Paper 4: Source-Code Divergence Diagnosis using Constraints and Cryptography

Farshad Ghassemi Toosi, Ashish Rajendra Sai, Jim Buckley

Abstract: This paper presents a new technique that informs developers of potential architectural-type violations and non-compliance checking in their software system after changes in the source code. The violations identified by our technique not only concern broken calls/dependencies/inheritance or data-dependencies but also concern the dissatisfaction of some constraints which may be defined and imposed by OCL. The technique partitions the software system into small grain nodes and filters out nodes that have no role in dependency-based software architecture adherence and nodes
that cannot jeopardize the validity of a function regarding OCL adherence. It thus presents a reduced version of the source code where additional developer-defined links may be established between entities (e.g., method to method) based on the developer’s implicit knowledge of the architecture of the system.

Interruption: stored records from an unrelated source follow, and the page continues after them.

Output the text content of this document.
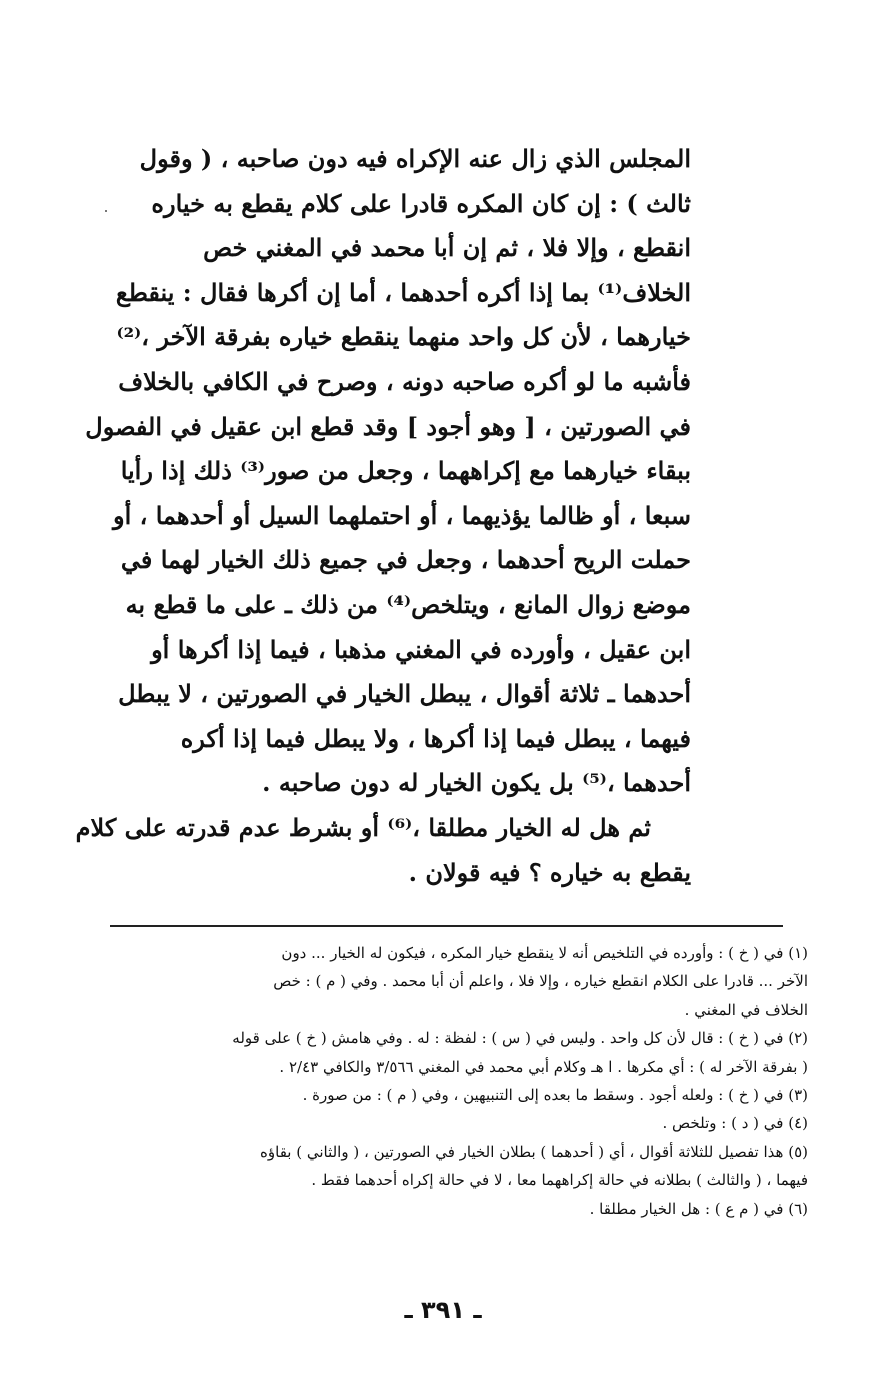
المجلس الذي زال عنه الإكراه فيه دون صاحبه ، ( وقول
ثالث ) : إن كان المكره قادرا على كلام يقطع به خياره
انقطع ، وإلا فلا ، ثم إن أبا محمد في المغني خص
الخلاف⁽¹⁾ بما إذا أكره أحدهما ، أما إن أكرها فقال : ينقطع
خيارهما ، لأن كل واحد منهما ينقطع خياره بفرقة الآخر ،⁽²⁾
فأشبه ما لو أكره صاحبه دونه ، وصرح في الكافي بالخلاف
في الصورتين ، [ وهو أجود ] وقد قطع ابن عقيل في الفصول
ببقاء خيارهما مع إكراههما ، وجعل من صور⁽³⁾ ذلك إذا رأيا
سبعا ، أو ظالما يؤذيهما ، أو احتملهما السيل أو أحدهما ، أو
حملت الريح أحدهما ، وجعل في جميع ذلك الخيار لهما في
موضع زوال المانع ، ويتلخص⁽⁴⁾ من ذلك ـ على ما قطع به
ابن عقيل ، وأورده في المغني مذهبا ، فيما إذا أكرها أو
أحدهما ـ ثلاثة أقوال ، يبطل الخيار في الصورتين ، لا يبطل
فيهما ، يبطل فيما إذا أكرها ، ولا يبطل فيما إذا أكره
أحدهما ،⁽⁵⁾ بل يكون الخيار له دون صاحبه .
ثم هل له الخيار مطلقا ،⁽⁶⁾ أو بشرط عدم قدرته على كلام
يقطع به خياره ؟ فيه قولان .
(١) في ( خ ) : وأورده في التلخيص أنه لا ينقطع خيار المكره ، فيكون له الخيار ... دون
الآخر ... قادرا على الكلام انقطع خياره ، وإلا فلا ، واعلم أن أبا محمد . وفي ( م ) : خص
الخلاف في المغني .
(٢) في ( خ ) : قال لأن كل واحد . وليس في ( س ) : لفظة : له . وفي هامش ( خ ) على قوله
( بفرقة الآخر له ) : أي مكرها . ا هـ وكلام أبي محمد في المغني ٣/٥٦٦ والكافي ٢/٤٣ .
(٣) في ( خ ) : ولعله أجود . وسقط ما بعده إلى التنبيهين ، وفي ( م ) : من صورة .
(٤) في ( د ) : وتلخص .
(٥) هذا تفصيل للثلاثة أقوال ، أي ( أحدهما ) بطلان الخيار في الصورتين ، ( والثاني ) بقاؤه
فيهما ، ( والثالث ) بطلانه في حالة إكراههما معا ، لا في حالة إكراه أحدهما فقط .
(٦) في ( م ع ) : هل الخيار مطلقا .
ـ ٣٩١ ـ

A change in, for example, an assignment expression would 1) single out the containing entity of the node(s) (e.g., method or class), and 2) issue an alert to all of the linked entities. To establish the link/call/chain, we suggest using an architecture consistency chain technology (inspired by blockchain).

Paper 5: Semi Automatic Mapping of Source Code Using Naive Bayes

Tobias Olsson, Morgan Ericsson, Anna Wingkvist

Abstract: The software industry has not adopted continuous use of static architecture conformance checking. One hindrance is the needed mapping from source code elements to elements of the architecture. We present a novel approach of generating and combining dependency and semantic information extracted from an initial set of mapped source code files. We use this to train a Naive Bayes classifier that is then used to map the remainder of the source code files. We compare this approach with the HuGMe technique on six open source projects with known mappings. We find that our approach provides an average performance improvement of 0.22 and an average precision and recall F1-score improvement of 0.26 in comparison to HuGMe.

Paper 6: Process-Mining Based Dynamic Software Architecture Reconstruction

Tijmen de Jong, Jan Martijn van der Werf

Abstract: Dynamic architecture reconstruction approaches aim to reconstruct the run-time architecture of a software system. Process mining is an emerging field combining process analytics and data science techniques. In this paper, we present an approach that creates interactive architecture visualizations without requiring any knowledge of the source code of the system under study.

The approach is implemented in the tool AJPOLog. With two case studies, we show that this approach creates reliable results with relatively little effort. Though the studies also
show that more research is needed to apply process mining techniques in the field of architecture reconstruction.